Le città invisibili – Italo Calvino

dipinto di Fernando de Szyszlo
Le città invisibili – Italo Calvino
Le città e i morti. 2.
Mai nei miei viaggi m’ero spinto fino a Adelma. Era l’imbrunire quando vi sbarcai. Sulla banchina il marinaio che prese al volo la cima e la legò alla bitta somigliava a uno che era stato soldato con me, ed era morto. Era l’ora del mercato del pesce all’ingrosso. Un vecchio caricava una cesta di ricci su un carretto; credetti di riconoscerlo; quando mi voltai era sparito in un vicolo, ma avevo capito che somigliava a un pescatore che, già vecchio quando io ero bambino, non poteva più essere tra i vivi. Mi turbò la vista d’un malato di febbri rannicchiato per terra con una coperta sulla testa: mio padre pochi giorni prima di morire aveva gli occhi gialli e la barba ispida come lui tal quale. Girai lo sguardo; non osavo fissare più nessuno in viso.
Pensai: “Se Adelma è una città che vedo in sogno, do- ve non s’incontrano che morti, il sogno mi fa paura. Se Adelma è una città vera, abitata da vivi, basterà continuare a fissarli perché le somiglianze si dissolvano e appaiano facce estranee, apportatrici d’angoscia. In un caso o nell’altro è meglio che non insista a guardarli”.

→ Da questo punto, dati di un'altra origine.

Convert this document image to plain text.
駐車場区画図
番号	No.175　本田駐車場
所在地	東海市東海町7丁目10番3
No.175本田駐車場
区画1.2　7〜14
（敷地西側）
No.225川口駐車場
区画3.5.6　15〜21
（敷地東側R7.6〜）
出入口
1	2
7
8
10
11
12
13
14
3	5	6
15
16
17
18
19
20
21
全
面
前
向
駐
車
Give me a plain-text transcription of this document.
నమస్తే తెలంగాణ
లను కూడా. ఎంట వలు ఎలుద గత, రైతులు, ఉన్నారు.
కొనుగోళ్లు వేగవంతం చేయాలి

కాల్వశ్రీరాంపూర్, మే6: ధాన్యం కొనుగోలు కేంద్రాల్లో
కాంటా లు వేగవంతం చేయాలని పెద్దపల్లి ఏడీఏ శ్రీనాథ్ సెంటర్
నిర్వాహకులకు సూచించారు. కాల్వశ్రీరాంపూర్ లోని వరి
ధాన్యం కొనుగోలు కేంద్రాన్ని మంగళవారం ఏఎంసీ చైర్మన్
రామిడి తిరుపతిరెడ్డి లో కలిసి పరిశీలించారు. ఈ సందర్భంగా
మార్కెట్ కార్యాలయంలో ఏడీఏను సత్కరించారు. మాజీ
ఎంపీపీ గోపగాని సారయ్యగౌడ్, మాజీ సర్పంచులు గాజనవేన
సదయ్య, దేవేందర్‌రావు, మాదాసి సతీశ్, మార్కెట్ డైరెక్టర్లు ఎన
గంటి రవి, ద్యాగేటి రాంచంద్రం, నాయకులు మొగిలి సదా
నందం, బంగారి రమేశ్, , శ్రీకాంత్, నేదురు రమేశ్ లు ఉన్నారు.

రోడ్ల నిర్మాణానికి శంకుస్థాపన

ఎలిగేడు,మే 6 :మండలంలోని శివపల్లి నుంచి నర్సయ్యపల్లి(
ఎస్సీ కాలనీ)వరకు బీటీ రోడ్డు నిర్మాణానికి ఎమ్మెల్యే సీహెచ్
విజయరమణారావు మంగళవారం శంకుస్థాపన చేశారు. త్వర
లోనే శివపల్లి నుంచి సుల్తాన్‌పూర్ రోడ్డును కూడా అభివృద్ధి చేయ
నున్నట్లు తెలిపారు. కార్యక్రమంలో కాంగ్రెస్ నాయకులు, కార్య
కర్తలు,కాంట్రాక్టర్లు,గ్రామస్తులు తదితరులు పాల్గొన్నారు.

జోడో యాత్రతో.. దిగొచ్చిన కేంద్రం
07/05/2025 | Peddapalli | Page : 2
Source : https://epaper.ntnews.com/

Un’erbivendola pesava una verza sulla stadera e la metteva in un paniere appeso a una cordicella che una ragazza calava da un balcone. La ragazza era uguale a una del mio paese che era impazzita d’amore e s’era uccisa. L’erbivendola alzò il viso: era mia nonna.

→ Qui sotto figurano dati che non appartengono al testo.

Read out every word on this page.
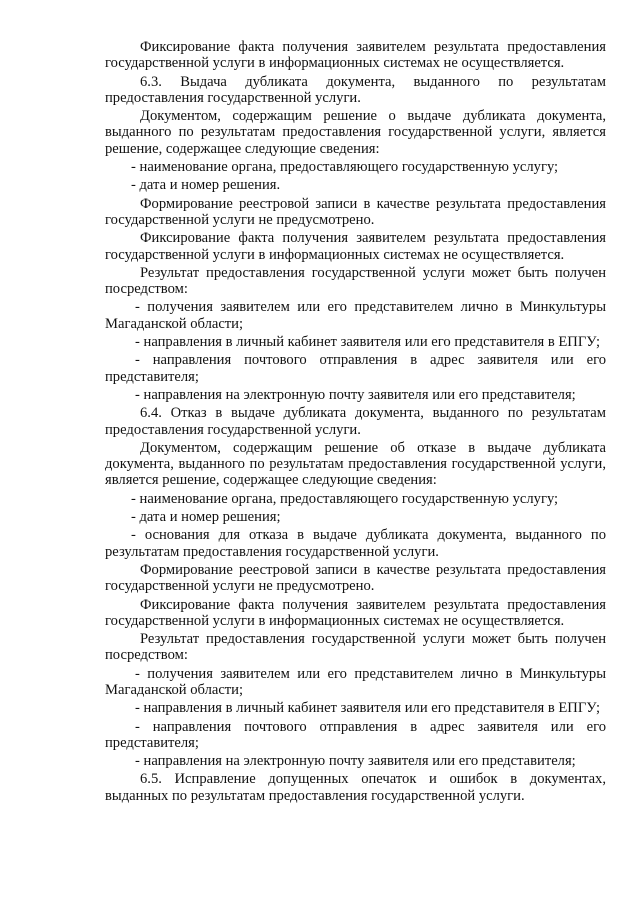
Фиксирование факта получения заявителем результата предоставления государственной услуги в информационных системах не осуществляется.

6.3. Выдача дубликата документа, выданного по результатам предоставления государственной услуги.

Документом, содержащим решение о выдаче дубликата документа, выданного по результатам предоставления государственной услуги, является решение, содержащее следующие сведения:

- наименование органа, предоставляющего государственную услугу;

- дата и номер решения.

Формирование реестровой записи в качестве результата предоставления государственной услуги не предусмотрено.

Фиксирование факта получения заявителем результата предоставления государственной услуги в информационных системах не осуществляется.

Результат предоставления государственной услуги может быть получен посредством:

- получения заявителем или его представителем лично в Минкультуры Магаданской области;

- направления в личный кабинет заявителя или его представителя в ЕПГУ;

- направления почтового отправления в адрес заявителя или его представителя;

- направления на электронную почту заявителя или его представителя;

6.4. Отказ в выдаче дубликата документа, выданного по результатам предоставления государственной услуги.

Документом, содержащим решение об отказе в выдаче дубликата документа, выданного по результатам предоставления государственной услуги, является решение, содержащее следующие сведения:

- наименование органа, предоставляющего государственную услугу;

- дата и номер решения;

- основания для отказа в выдаче дубликата документа, выданного по результатам предоставления государственной услуги.

Формирование реестровой записи в качестве результата предоставления государственной услуги не предусмотрено.

Фиксирование факта получения заявителем результата предоставления государственной услуги в информационных системах не осуществляется.

Результат предоставления государственной услуги может быть получен посредством:

- получения заявителем или его представителем лично в Минкультуры Магаданской области;

- направления в личный кабинет заявителя или его представителя в ЕПГУ;

- направления почтового отправления в адрес заявителя или его представителя;

- направления на электронную почту заявителя или его представителя;

6.5. Исправление допущенных опечаток и ошибок в документах, выданных по результатам предоставления государственной услуги.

Pensai: “Si arriva a un momento nella vita in cui tra la gente che si è conosciuta i morti sono più dei vivi. E la mente si rifiuta d’accettare altre fisionomie, altre espressioni: su tutte le facce nuove che incontra, imprime i vecchi calchi, per ognuna trova la maschera che s’adatta di più”.
Gli scaricatori salivano le scale in fila, curvi sotto damigiane e barili; le facce erano nascoste da cappucci di sacco; “Ora si tirano su e li riconosco”, pensavo, con impazienza e con paura. Ma non staccavo gli occhi da loro; per poco che girassi lo sguardo sulla folla che gremiva quelle straducole, mi vedevo assalito da facce inaspettate, riapparse da lontano, che mi fissavano come per farsi riconoscere, come per riconoscermi, come se mi avessero riconosciuto. Forse anch’io assomigliavo per ognuno di loro a qualcuno che era morto. Ero appena arrivato ad Adelma e già ero uno di loro, ero passato dalla loro parte, confuso in quel fluttuare d’occhi, di rughe, di smorfie.
Pensai: “Forse Adelma è la città cui si arriva morendo e in cui ognuno ritrova le persone che ha conosciuto. È segno che sono morto anch’io”. Pensai anche: “È segno che l’aldilà non è felice”.